MinkOcc: Towards real-time label-efficient semantic occupancy prediction
Samuel Sze, Daniele De Martini, Lars Kunze
TL;DR
MinkOcc tackles the high annotation burden of 3D semantic occupancy by a two-stage semi-supervised pipeline that first warm-starts with a small dense 3D annotation set and then continues training using accumulated LiDAR sweeps and 2D pseudo-labels from vision foundation models. The approach combines a fully sparse multi-modal backbone with Minkowski Engine, a differentiable spherical renderer (Pulsar) for 2D supervision, and a two-phase loss design that shifts from dense 3D supervision to 2D pseudo-label supervision while performing real-time inference. Key contributions include (i) a scalable, sparse, multi-modal 3D semantic occupancy model capable of real-time performance, (ii) a semi-supervised training strategy that substantially reduces dense 3D labeling needs, and (iii) effective integration of 2D pseudo-labels and LiDAR accumulation to supervise both occupancy and semantics. The work demonstrates that semi-supervised learning can enable practical deployment of 3D semantic occupancy in autonomous driving beyond curated datasets, maintaining competitive accuracy with significantly reduced labeling and computation costs.
Abstract
Developing 3D semantic occupancy prediction models often relies on dense 3D annotations for supervised learning, a process that is both labor and resource-intensive, underscoring the need for label-efficient or even label-free approaches. To address this, we introduce MinkOcc, a multi-modal 3D semantic occupancy prediction framework for cameras and LiDARs that proposes a two-step semi-supervised training procedure. Here, a small dataset of explicitly 3D annotations warm-starts the training process; then, the supervision is continued by simpler-to-annotate accumulated LiDAR sweeps and images -- semantically labelled through vision foundational models.
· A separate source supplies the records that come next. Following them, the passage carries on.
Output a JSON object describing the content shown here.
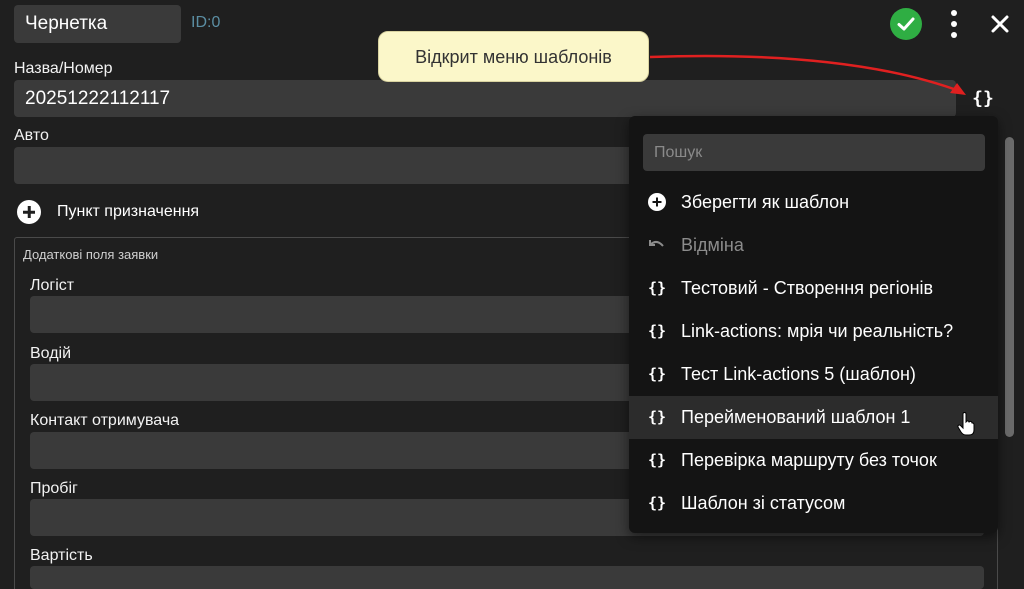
{
  "header": {
    "status": "Чернетка",
    "id_label": "ID:0",
    "confirm_icon": "check-icon",
    "menu_icon": "more-vertical-icon",
    "close_icon": "close-icon"
  },
  "form": {
    "name_label": "Назва/Номер",
    "name_value": "20251222112117",
    "template_icon": "{}",
    "auto_label": "Авто",
    "auto_value": "",
    "add_destination_label": "Пункт призначення",
    "extra_fields_title": "Додаткові поля заявки",
    "extra_fields": [
      {
        "label": "Логіст",
        "value": ""
      },
      {
        "label": "Водій",
        "value": ""
      },
      {
        "label": "Контакт отримувача",
        "value": ""
      },
      {
        "label": "Пробіг",
        "value": ""
      },
      {
        "label": "Вартість",
        "value": ""
      }
    ]
  },
  "template_menu": {
    "search_placeholder": "Пошук",
    "save_label": "Зберегти як шаблон",
    "cancel_label": "Відміна",
    "template_icon": "{}",
    "templates": [
      "Тестовий - Створення регіонів",
      "Link-actions: мрія чи реальність?",
      "Тест Link-actions 5 (шаблон)",
      "Перейменований шаблон 1",
      "Перевірка маршруту без точок",
      "Шаблон зі статусом"
    ],
    "hovered_index": 3
  },
  "annotation": {
    "tooltip_text": "Відкрит меню шаблонів",
    "arrow_color": "#e02020"
  },
  "colors": {
    "background": "#1f1f1f",
    "input": "#3a3a3a",
    "menu": "#141414",
    "confirm": "#2fae43",
    "id_text": "#5b8ea3",
    "tooltip_bg": "#fbf7c9"
  }
}
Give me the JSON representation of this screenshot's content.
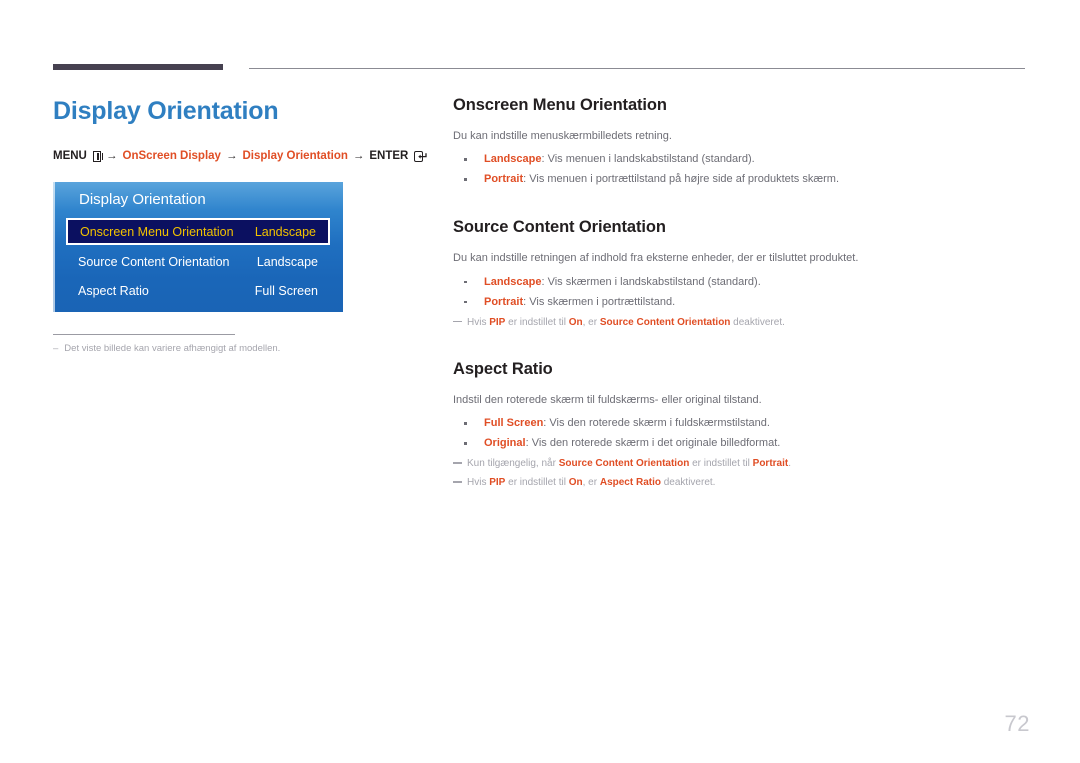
{
  "page": {
    "title": "Display Orientation",
    "number": "72"
  },
  "breadcrumb": {
    "menu_label": "MENU",
    "menu_icon": "menu-grid-icon",
    "arrow": "→",
    "step1": "OnScreen Display",
    "step2": "Display Orientation",
    "enter_label": "ENTER",
    "enter_icon": "enter-key-icon"
  },
  "osd": {
    "title": "Display Orientation",
    "rows": [
      {
        "label": "Onscreen Menu Orientation",
        "value": "Landscape",
        "selected": true
      },
      {
        "label": "Source Content Orientation",
        "value": "Landscape",
        "selected": false
      },
      {
        "label": "Aspect Ratio",
        "value": "Full Screen",
        "selected": false
      }
    ]
  },
  "left_note": {
    "dash": "–",
    "text": "Det viste billede kan variere afhængigt af modellen."
  },
  "sections": [
    {
      "title": "Onscreen Menu Orientation",
      "intro": "Du kan indstille menuskærmbilledets retning.",
      "bullets": [
        {
          "term": "Landscape",
          "sep": ": ",
          "text": "Vis menuen i landskabstilstand (standard)."
        },
        {
          "term": "Portrait",
          "sep": ": ",
          "text": "Vis menuen i portrættilstand på højre side af produktets skærm."
        }
      ],
      "notes": []
    },
    {
      "title": "Source Content Orientation",
      "intro": "Du kan indstille retningen af indhold fra eksterne enheder, der er tilsluttet produktet.",
      "bullets": [
        {
          "term": "Landscape",
          "sep": ": ",
          "text": "Vis skærmen i landskabstilstand (standard)."
        },
        {
          "term": "Portrait",
          "sep": ": ",
          "text": "Vis skærmen i portrættilstand."
        }
      ],
      "notes": [
        {
          "parts": [
            {
              "t": "Hvis ",
              "b": false
            },
            {
              "t": "PIP",
              "b": true
            },
            {
              "t": " er indstillet til ",
              "b": false
            },
            {
              "t": "On",
              "b": true
            },
            {
              "t": ", er ",
              "b": false
            },
            {
              "t": "Source Content Orientation",
              "b": true
            },
            {
              "t": " deaktiveret.",
              "b": false
            }
          ]
        }
      ]
    },
    {
      "title": "Aspect Ratio",
      "intro": "Indstil den roterede skærm til fuldskærms- eller original tilstand.",
      "bullets": [
        {
          "term": "Full Screen",
          "sep": ": ",
          "text": "Vis den roterede skærm i fuldskærmstilstand."
        },
        {
          "term": "Original",
          "sep": ": ",
          "text": "Vis den roterede skærm i det originale billedformat."
        }
      ],
      "notes": [
        {
          "parts": [
            {
              "t": "Kun tilgængelig, når ",
              "b": false
            },
            {
              "t": "Source Content Orientation",
              "b": true
            },
            {
              "t": " er indstillet til ",
              "b": false
            },
            {
              "t": "Portrait",
              "b": true
            },
            {
              "t": ".",
              "b": false
            }
          ]
        },
        {
          "parts": [
            {
              "t": "Hvis ",
              "b": false
            },
            {
              "t": "PIP",
              "b": true
            },
            {
              "t": " er indstillet til ",
              "b": false
            },
            {
              "t": "On",
              "b": true
            },
            {
              "t": ", er ",
              "b": false
            },
            {
              "t": "Aspect Ratio",
              "b": true
            },
            {
              "t": " deaktiveret.",
              "b": false
            }
          ]
        }
      ]
    }
  ],
  "colors": {
    "title_blue": "#2f7fc1",
    "accent_orange": "#e04e25",
    "osd_highlight_bg": "#0b1060",
    "osd_highlight_text": "#f2c200",
    "rule_dark": "#464150",
    "body_gray": "#6d6d75",
    "note_gray": "#a5a5ad"
  }
}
MinkOcc effectively utilizes these sensor-rich supervisory cues and reduces reliance on manual labeling by 90\% while maintaining competitive accuracy. In addition, the proposed model incorporates information from LiDAR and camera data through early fusion and leverages sparse convolution networks for real-time prediction. With its efficiency in both supervision and computation, we aim to extend MinkOcc beyond curated datasets, enabling broader real-world deployment of 3D semantic occupancy prediction in autonomous driving.